Excerpts from Jim Conrad's
Naturalist Newsletter
entry dated August 26, 2022, issued from near Tequisquiapan, elevation about 1,900m (6200 ft), N20.565°, W99.890°, Querétaro state, MÉXICO
VARIABLELEAF BUSHBEAN
The above vine sprawled across very thin, sandy soil gathered in spots atop outcropping bedrock formed from ancient compacted volcanic ash, and sediment washed down from nearby hills of volcanic rhyolite. Even at this distance, with the vining habit, leaves divided into three leaflets, and irregular-looking flowers, it's clear this this a member of the third-largest of all plant families in the world, the Bean Family, the Fabaceae. Still, the flower's structure is remarkable:
The Bean Family displays many flower types, each of the family's main subfamilies producing its own distinctive blossom type. In this subfamily, the Papilionoideae, one expects "papilionaceous" flowers, or "butterfly-like." Papilionaceous flowers normally are bilaterally symmetric -- with one side the mirror image of the other side, as shown on our bean flower page. There you see that the average papilionaceous flower consists of a large standard petal atop two side petals called wings, and a keel composed of two lower petals with their common margin fused, forming a scoop-shaped keel.
The papilionaceous blossom in the above picture is papilionaceous, but its standard is relatively small, the two wings are relatively gigantic, and the keel is slender and very curved. Moreover, the whole assemblage appears bent to one side, things not lining up right. The above photo shows a very young flower. Older blossoms bear even more spectacularly curved keels:
At the picture's far left, an unopened flower bud is enlarging, while at the top several much less developed flower buds are clustered. In the picture's right side you see that the keel has completely curved around, and one of the wings has been bent down. The flower's sexual parts, its stamens and pistil, reside inside the curved keel, also curving.
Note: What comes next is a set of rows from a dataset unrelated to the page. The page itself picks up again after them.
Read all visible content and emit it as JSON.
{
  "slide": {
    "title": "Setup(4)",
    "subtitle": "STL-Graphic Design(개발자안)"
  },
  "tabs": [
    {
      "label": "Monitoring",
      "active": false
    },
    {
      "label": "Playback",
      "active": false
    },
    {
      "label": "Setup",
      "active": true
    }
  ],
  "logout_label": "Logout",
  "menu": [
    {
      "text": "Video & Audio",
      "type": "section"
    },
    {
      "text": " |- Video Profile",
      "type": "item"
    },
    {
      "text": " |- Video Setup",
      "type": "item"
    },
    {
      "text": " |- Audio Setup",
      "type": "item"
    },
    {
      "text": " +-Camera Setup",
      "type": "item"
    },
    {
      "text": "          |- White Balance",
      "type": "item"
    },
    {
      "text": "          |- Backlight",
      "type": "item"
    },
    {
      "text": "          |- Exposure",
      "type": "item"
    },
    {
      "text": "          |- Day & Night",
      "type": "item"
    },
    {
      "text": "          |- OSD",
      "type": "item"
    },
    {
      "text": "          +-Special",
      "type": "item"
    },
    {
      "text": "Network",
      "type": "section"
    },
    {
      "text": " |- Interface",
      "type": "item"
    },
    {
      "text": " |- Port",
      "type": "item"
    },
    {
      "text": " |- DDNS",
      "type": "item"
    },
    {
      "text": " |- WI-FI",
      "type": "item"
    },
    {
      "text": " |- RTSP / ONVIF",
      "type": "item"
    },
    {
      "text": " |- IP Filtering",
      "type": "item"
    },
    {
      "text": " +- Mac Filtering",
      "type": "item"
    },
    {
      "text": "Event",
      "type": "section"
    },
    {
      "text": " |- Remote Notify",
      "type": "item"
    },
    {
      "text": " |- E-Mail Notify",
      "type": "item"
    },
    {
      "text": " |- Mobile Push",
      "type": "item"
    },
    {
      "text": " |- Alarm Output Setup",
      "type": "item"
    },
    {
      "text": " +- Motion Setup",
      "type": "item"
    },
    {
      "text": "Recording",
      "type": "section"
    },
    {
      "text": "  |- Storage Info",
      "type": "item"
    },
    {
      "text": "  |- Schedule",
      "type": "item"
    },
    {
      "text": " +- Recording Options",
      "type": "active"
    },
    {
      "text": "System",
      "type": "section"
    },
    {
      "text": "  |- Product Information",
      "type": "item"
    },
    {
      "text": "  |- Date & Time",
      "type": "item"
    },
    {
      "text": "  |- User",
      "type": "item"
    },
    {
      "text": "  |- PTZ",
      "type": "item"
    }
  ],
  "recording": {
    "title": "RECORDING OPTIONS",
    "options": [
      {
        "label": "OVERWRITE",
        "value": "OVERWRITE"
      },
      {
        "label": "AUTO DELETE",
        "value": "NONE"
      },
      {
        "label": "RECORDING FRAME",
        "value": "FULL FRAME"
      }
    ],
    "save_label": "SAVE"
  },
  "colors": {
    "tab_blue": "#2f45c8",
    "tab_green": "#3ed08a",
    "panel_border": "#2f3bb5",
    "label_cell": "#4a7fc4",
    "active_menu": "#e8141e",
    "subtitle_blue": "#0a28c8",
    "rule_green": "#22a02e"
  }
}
However, such departures from the classic papilionaceous structure isn't unusual in the Bean Family. As always, Nature experiments with everything all the time. The flowers of normal garden green bean vines strongly coil. In fact, in the Yucatan we've met another species whose keels coiled very strongly to one side just like this plant's, Macroptilium atropurpureum, commonly referred to as Purple Bushbean.
In fact, here we have another species of bushbean. It's MACROPTILIUM GIBBOSIFOLIUM, often called Variableleaf Bushbean in English. Similar to the Purple Bushbean, basically it's a weedy species along roadsides, pastures and such, yet also able to live on dry, rocky hillsides. It's distributed from Arizona and New Mexico in the US south through upland Mexico into Guatemala and Honduras.
Despite the strange flower structure, Variableleaf Bushbean's leaves and stems are very similar to leaves and stems of many other viny or sprawling herbaceous members of the Bean Family. Bean Family species often bear distinctive stipules, which are modified, often scale-like, modified leaves arising on the stem at the petiole's base. Our plant had lost its stipules, leaving only the stipular scar:
On the above stem, the stipular scar is the furrow cutting across the hairy stem, beneath the tear-shaped bud in the angle formed where the petiole arises from the stem.
But, back to that flower. Why on Earth would a flower screw itself into such a bizarre configuration? That question was answered on our Purple Bushbean page this way: "I saw the answer when a bee landed on the platform-like lower wing, thrust itself into the blossom forcing petals this way and that, and the wormlike style shot out of the keel-tube to latch onto pollen carried by the visitor. As usual, the screwiness is all for better sex."